The same holds true for the Federal government’s fiscal policy measures aimed at the crisis. Their use of the tax rebate checks, even for people who didn’t pay taxes, is fighting the last economic war. It won’t work in the “new” economy. Dropping checks from helicopters won’t fix the debt markets. At best that will fuel inflation, thus putting more pressure on long term interest rates which in turn will further exacerbate economic woe.
The heart of the crisis is the broken debt markets. Credit is the oil of the modern economy. There is no way any economy can function without ample credit being available. Lenders are not lending, credit is drying up. Right now the economy’s oil (credit) level is dangerously low and falling. This will lead to the economic engine seizing up completely unless something puts the oil/credit back in. That “something” is not apparent to anyone.
In fact, the entire crisis crept up on everyone responsible for avoiding one, ahem. Yet a regular guy working on Main Street, USA, saw this coming nine months ago. It’s just within days that I am hearing admission as to just how bad things really are and are going to get. What is even more disconcerting, is what is just coming to light now, is the tip of the iceberg. We aren’t but two months into what will most likely be a multi year economic downturn.
Not in my lifetime or my thirty years in the financial industry, have I seen a more dangerous economic environment. There is a real possibility that we are facing something on the scale of the Great Depression of the 1930’s. Which is why I asked, “are the best of mortgage rates as well as the best of times behind us”?

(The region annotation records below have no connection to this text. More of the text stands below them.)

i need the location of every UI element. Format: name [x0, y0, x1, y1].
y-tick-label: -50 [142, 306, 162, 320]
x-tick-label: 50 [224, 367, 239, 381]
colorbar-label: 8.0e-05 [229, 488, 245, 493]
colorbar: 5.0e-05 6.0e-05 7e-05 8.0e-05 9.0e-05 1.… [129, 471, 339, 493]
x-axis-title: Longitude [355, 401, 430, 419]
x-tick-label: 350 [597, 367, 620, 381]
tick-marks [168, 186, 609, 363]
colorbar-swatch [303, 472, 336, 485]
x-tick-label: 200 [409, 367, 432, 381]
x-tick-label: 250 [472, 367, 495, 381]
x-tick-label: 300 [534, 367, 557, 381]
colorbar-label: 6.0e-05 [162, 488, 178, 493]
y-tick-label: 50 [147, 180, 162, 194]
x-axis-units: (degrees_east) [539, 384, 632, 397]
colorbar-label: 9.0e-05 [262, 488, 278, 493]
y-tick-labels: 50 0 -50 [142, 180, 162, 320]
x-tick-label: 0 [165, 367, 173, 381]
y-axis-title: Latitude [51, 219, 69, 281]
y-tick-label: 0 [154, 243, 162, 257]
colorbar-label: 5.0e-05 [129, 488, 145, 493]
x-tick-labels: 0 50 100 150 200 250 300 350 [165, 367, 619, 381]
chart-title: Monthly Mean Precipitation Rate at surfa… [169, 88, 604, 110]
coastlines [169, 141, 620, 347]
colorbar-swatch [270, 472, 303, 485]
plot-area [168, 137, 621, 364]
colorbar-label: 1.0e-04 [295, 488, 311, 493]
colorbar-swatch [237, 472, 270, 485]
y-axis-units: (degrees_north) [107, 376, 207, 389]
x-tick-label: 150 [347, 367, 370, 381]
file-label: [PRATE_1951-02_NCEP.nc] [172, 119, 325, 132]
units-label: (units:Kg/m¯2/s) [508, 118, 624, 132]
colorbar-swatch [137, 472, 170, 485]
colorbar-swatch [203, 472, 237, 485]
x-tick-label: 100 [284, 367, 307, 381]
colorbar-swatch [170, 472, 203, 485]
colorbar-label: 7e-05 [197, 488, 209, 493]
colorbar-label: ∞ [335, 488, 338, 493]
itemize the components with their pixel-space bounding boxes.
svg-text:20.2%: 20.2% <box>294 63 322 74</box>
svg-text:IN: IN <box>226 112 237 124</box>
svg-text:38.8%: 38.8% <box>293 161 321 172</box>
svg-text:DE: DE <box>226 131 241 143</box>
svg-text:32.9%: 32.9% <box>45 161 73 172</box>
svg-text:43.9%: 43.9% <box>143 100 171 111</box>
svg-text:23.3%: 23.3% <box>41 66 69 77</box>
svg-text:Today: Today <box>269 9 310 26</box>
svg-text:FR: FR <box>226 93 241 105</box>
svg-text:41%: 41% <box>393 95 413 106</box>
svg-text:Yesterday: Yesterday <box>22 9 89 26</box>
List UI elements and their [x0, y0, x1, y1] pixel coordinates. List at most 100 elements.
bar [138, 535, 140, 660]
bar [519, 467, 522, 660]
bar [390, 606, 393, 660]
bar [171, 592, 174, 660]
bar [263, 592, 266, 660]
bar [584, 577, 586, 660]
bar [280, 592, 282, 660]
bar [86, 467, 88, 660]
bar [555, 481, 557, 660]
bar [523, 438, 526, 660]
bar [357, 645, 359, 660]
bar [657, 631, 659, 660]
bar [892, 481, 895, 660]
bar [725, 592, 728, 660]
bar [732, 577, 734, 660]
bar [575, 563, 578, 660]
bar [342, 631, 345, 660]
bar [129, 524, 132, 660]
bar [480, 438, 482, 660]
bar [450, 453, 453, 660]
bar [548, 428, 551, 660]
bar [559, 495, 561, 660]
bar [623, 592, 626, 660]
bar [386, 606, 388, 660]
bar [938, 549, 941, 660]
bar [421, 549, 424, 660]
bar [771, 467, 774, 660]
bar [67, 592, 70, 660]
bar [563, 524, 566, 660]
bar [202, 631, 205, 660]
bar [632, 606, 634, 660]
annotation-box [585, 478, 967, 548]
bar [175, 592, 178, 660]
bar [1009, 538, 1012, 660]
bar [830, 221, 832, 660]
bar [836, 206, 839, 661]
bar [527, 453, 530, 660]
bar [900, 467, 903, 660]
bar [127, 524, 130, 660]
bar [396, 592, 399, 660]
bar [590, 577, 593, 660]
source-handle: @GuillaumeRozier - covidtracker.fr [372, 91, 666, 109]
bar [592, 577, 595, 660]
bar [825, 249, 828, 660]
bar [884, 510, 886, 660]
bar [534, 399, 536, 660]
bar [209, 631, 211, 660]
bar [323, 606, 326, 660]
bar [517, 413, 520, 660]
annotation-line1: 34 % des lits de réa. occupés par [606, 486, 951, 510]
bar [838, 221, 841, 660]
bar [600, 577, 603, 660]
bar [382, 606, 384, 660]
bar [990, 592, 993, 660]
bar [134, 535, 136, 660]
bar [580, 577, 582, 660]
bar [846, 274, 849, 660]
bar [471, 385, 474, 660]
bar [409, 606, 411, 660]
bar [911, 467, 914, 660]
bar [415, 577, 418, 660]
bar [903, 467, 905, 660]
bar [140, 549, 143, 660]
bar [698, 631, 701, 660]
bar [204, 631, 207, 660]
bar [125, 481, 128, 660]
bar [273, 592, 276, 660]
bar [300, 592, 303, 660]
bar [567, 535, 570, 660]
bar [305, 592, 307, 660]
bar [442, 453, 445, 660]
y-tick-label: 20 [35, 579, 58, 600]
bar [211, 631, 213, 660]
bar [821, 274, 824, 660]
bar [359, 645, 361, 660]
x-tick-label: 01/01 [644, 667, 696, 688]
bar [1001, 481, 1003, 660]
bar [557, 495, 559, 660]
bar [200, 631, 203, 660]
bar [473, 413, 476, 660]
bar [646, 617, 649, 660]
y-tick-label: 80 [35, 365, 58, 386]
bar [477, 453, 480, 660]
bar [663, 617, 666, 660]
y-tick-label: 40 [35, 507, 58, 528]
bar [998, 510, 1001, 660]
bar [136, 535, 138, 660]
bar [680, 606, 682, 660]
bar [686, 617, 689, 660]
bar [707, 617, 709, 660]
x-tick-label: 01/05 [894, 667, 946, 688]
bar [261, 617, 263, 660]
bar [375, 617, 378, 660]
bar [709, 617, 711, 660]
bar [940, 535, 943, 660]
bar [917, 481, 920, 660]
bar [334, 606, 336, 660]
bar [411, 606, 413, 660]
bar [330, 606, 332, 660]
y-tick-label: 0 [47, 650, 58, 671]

For a while now the Mortgage Guy has been posting that our product shelf is about 20% of what it used to be. Further we’ve stated that underwriting requirements (credit standards) have been tightening on all types of mortgages and that this trend was spreading to credit cards and consumer debt. The 
For those homeowners who still can, now is the time to take defensive measures. Home values are dropping at historic rates, lenders are tightening up underwriting requirements for the minority of mortgage products still left in the market place. Unemployment is rising. The stock market is falling.
The reasons for taking action right now are numerous. The case for an economic tsunami is real and frightening. But now is not the time to be the proverbial “deer in the headlights”. Negative developments are coming at us at break neck speed. Like a linebacker, homeowners need to read the play and react to it immediately.
Some are handicapping the odds of recession at sixty five percent. Today consumer sentiment came in at a fifteen year low. The highly suspect and often revised jobs creation number came in at 94,000 jobs created in November, while the outlook was for 84,000.